No doubt John was shown visions from heaven, and heard inspired messages, all of which symbolized what was to take place in the future of the church of Christ. When John saw these things, and heard them, he said that he fell down to worship before the feet of the angel which showed me these things, much like he did, as recorded in Revelation 19:10. John was experiencing something unique to him. No other being had ever been privileged to receive such spiritual visions and instructions as John did on this occasion. It must have been so awe-inspiring that John, being caught up in the extraordinary nature of this moment, felt as if he should pay homage to the angel through whom he received this revelation from God. Therefore, he thought it appropriate to express his gratitude by bowing down before the angel as an act of worshipful adoration.

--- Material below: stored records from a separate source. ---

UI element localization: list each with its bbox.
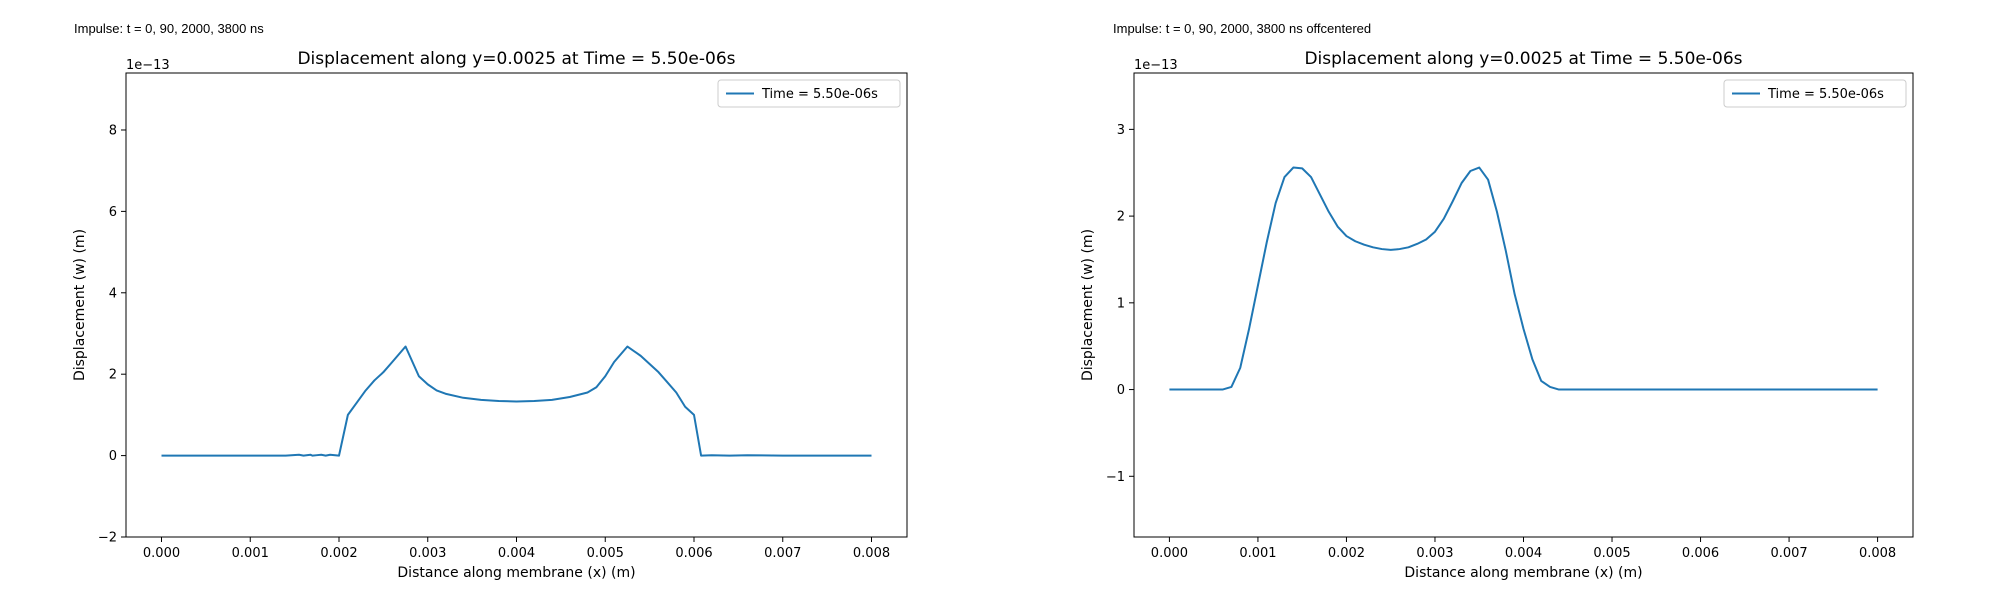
x-tick-label: 0.002 [320, 546, 357, 561]
x-tick-label: 0.003 [1416, 546, 1453, 561]
x-tick-label: 0.007 [764, 546, 801, 561]
legend-box [717, 79, 901, 108]
chart-left: 0.000 0.001 0.002 0.003 0.004 0.005 0.006 0.007… [72, 49, 908, 581]
y-offset-label: 1e−13 [1134, 58, 1178, 73]
y-tick-label: 2 [109, 368, 117, 383]
y-tick-label: −1 [1106, 470, 1125, 485]
x-tick-label: 0.003 [409, 546, 446, 561]
plot-frame [125, 72, 908, 538]
chart-title: Displacement along y=0.0025 at Time = 5.… [297, 49, 735, 69]
legend-box [1723, 79, 1907, 108]
x-tick-label: 0.001 [1239, 546, 1276, 561]
series-line-0 [161, 345, 872, 457]
y-axis-label: Displacement (w) (m) [1080, 229, 1096, 381]
chart-title: Displacement along y=0.0025 at Time = 5.… [1304, 49, 1742, 69]
legend-entry: Time = 5.50e-06s [761, 87, 878, 102]
x-tick-label: 0.007 [1770, 546, 1807, 561]
y-tick-label: 0 [1117, 383, 1125, 398]
y-tick-label: 6 [109, 205, 117, 220]
y-tick-label: 0 [109, 449, 117, 464]
x-tick-label: 0.005 [1593, 546, 1630, 561]
plot-frame [1133, 72, 1914, 538]
y-tick-label: 1 [1117, 296, 1125, 311]
x-tick-label: 0.001 [232, 546, 269, 561]
x-tick-label: 0.000 [1151, 546, 1188, 561]
impulse-caption-left: Impulse: t = 0, 90, 2000, 3800 ns [74, 21, 264, 36]
x-tick-label: 0.005 [587, 546, 624, 561]
x-tick-label: 0.008 [1859, 546, 1896, 561]
x-tick-label: 0.006 [1682, 546, 1719, 561]
y-tick-label: −2 [98, 531, 117, 546]
x-tick-label: 0.000 [143, 546, 180, 561]
x-tick-label: 0.004 [1505, 546, 1542, 561]
y-axis-label: Displacement (w) (m) [72, 229, 88, 381]
x-tick-label: 0.004 [498, 546, 535, 561]
y-tick-label: 3 [1117, 123, 1125, 138]
y-tick-label: 8 [109, 123, 117, 138]
impulse-caption-right: Impulse: t = 0, 90, 2000, 3800 ns offcen… [1113, 21, 1372, 36]
legend-entry: Time = 5.50e-06s [1767, 87, 1884, 102]
chart-right: 0.000 0.001 0.002 0.003 0.004 0.005 0.006 0.007… [1080, 49, 1914, 581]
y-tick-label: 4 [109, 286, 117, 301]
x-tick-label: 0.002 [1328, 546, 1365, 561]
x-axis-label: Distance along membrane (x) (m) [397, 565, 635, 581]
y-tick-label: 2 [1117, 210, 1125, 225]
series-line-0 [1169, 166, 1878, 391]
x-axis-label: Distance along membrane (x) (m) [1404, 565, 1642, 581]
x-tick-label: 0.006 [675, 546, 712, 561]
x-tick-label: 0.008 [853, 546, 890, 561]
y-offset-label: 1e−13 [126, 58, 170, 73]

From biblical history we know that angel worship, as well as the worship of the human leaders of apostate churches, was a common error of the early church. However, this passage alone is sufficient scriptural reason to prove the worship of any being other than God, either from earth or from heaven, is strictly forbidden. Mankind was created by God in His image; therefore our worship must be only toward Him. How can anyone justify bowing down and worshipping any being other than our Creator? The angel, himself, condemns John's actions, saying to him: See thou do it not: for I am thy fellow-servant, and of thy brethren the prophets, and of them which keep the sayings of this book. The angel tells John that he was not to be worshipped. The reason he gave was because he, like John, was a fellow-servant, just as thy brethren the prophets were also servants of God. This admonition would also preclude the worship of the "Virgin Mary" or any of a number of "Saints" by the authority of the apostate church of Rome.
Let it be assuredly known, that we are, according to this inspired text, and by many other Holy Spirit-inspired scriptures, to worship God,and to worship Him only!